At this, everyone began to walk into the water. Those who wore white robes kept them on; many stripped naked, both women and men, but all was done with deep solemnity, and they kept their lit torches in their hands. The night was calm; the sea seemed sown with a thousand points of fire, every flame with its rippling image.

She led me forward till the water lapped my breast, and held her torch high for them all to see me. I was there to be cleansed of blood; they, I suppose, washed off ill-luck, and death. I was young, and had killed a man whose beard had grown; though it was the earth magic had put him in my hand, I felt my victory. Also I was going to the Queen; and with darkness came desire.

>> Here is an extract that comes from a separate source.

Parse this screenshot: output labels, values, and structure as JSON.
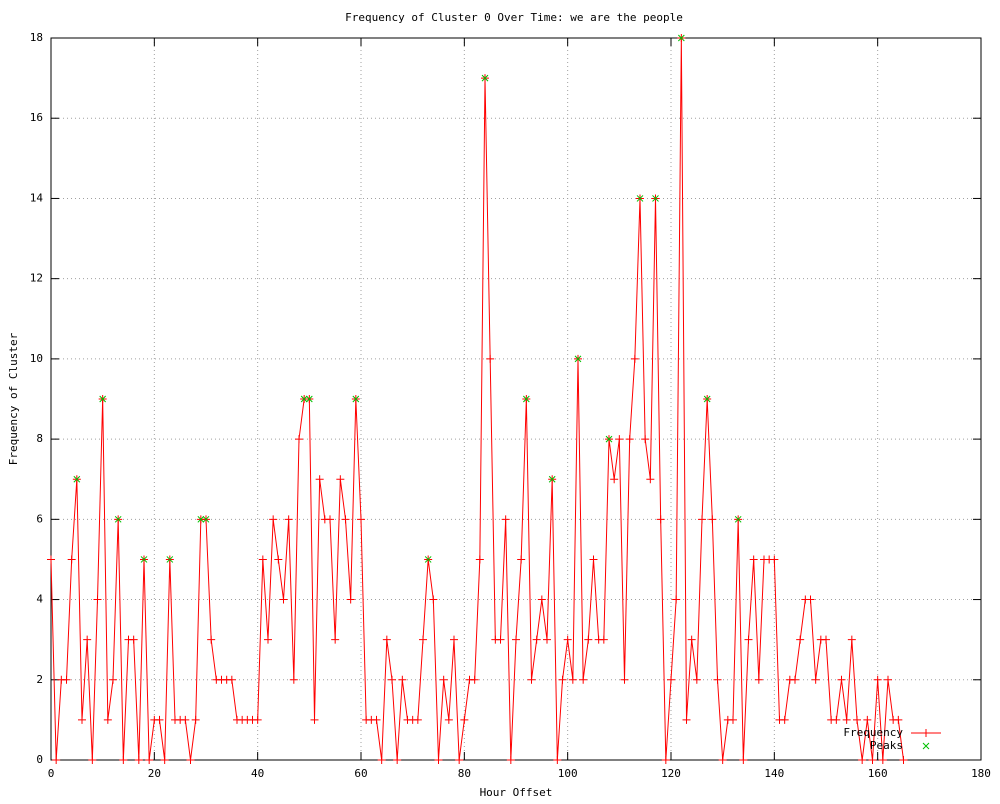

In Salamis, across the strait, lamps burned in the houses. I thought of home, of my kindred, and of Kalauria across the water. Everything here was strange except the sea, which had carried my father to my mother. I loosed my girdle, and pulled off my robe, and gave it to the priestess. She stared surprised; but I plunged in and swam beyond all the people, far into the strait. Behind me the torches were a fiery surf along the shore, and above were the stars.

For a while I was quiet, floating on the sea. Then I said, “Blue-Haired Poseidon, Earth-Shaker, Horse Father! You are the lord of the Goddess. If I served your altar well in Troizen, if you were there at my begetting, lead me on toward my moira; be my friend in this land of women.”

I turned to swim back, head over heels in the water. As it rushed in my ears, I heard the pulse of the sea-surge, and thought, “Yes, he remembers me.” So I swam back to the torches, and there was the chief priestess, waving her light about and crying, “Where is the King?” for all the world like some old nurse when the children get too big for her. That, I suppose, was what made me swim up under water, and bob out laughing right under her nose, so that she jumped and nearly doused her torch. I half expected a box on the ear. But she only eyed me muttering in the Minyan speech, and shook her head.

Walking back in my wet robe, it was strange to feel my wounds fresh-smarting from the salt, for it seemed a year since the wrestling. As for all the people, you might have supposed King Kerkyon had never been. But as I looked beyond the wrestling ground, where the precinct was lit with cressets, I saw beside the rock-cleft the woman who had wept for him, face down on the bare stone, her torn hair flung about her, still as the dead. Some women on the steps were calling out, upbraiding her. Presently they ran down clucking, and pulled her to her feet and led her up to the Palace.

At the sanctuary-house I was dried and oiled and combed again; then they brought me a tunic of embroidered work, a necklace of gold sunflowers, and the King’s ring. The Goddess was carved upon the gold, with women worshipping her, and a youth done small. I had a cut on my cheekbone, where Kerkyon’s fist had driven it into my face.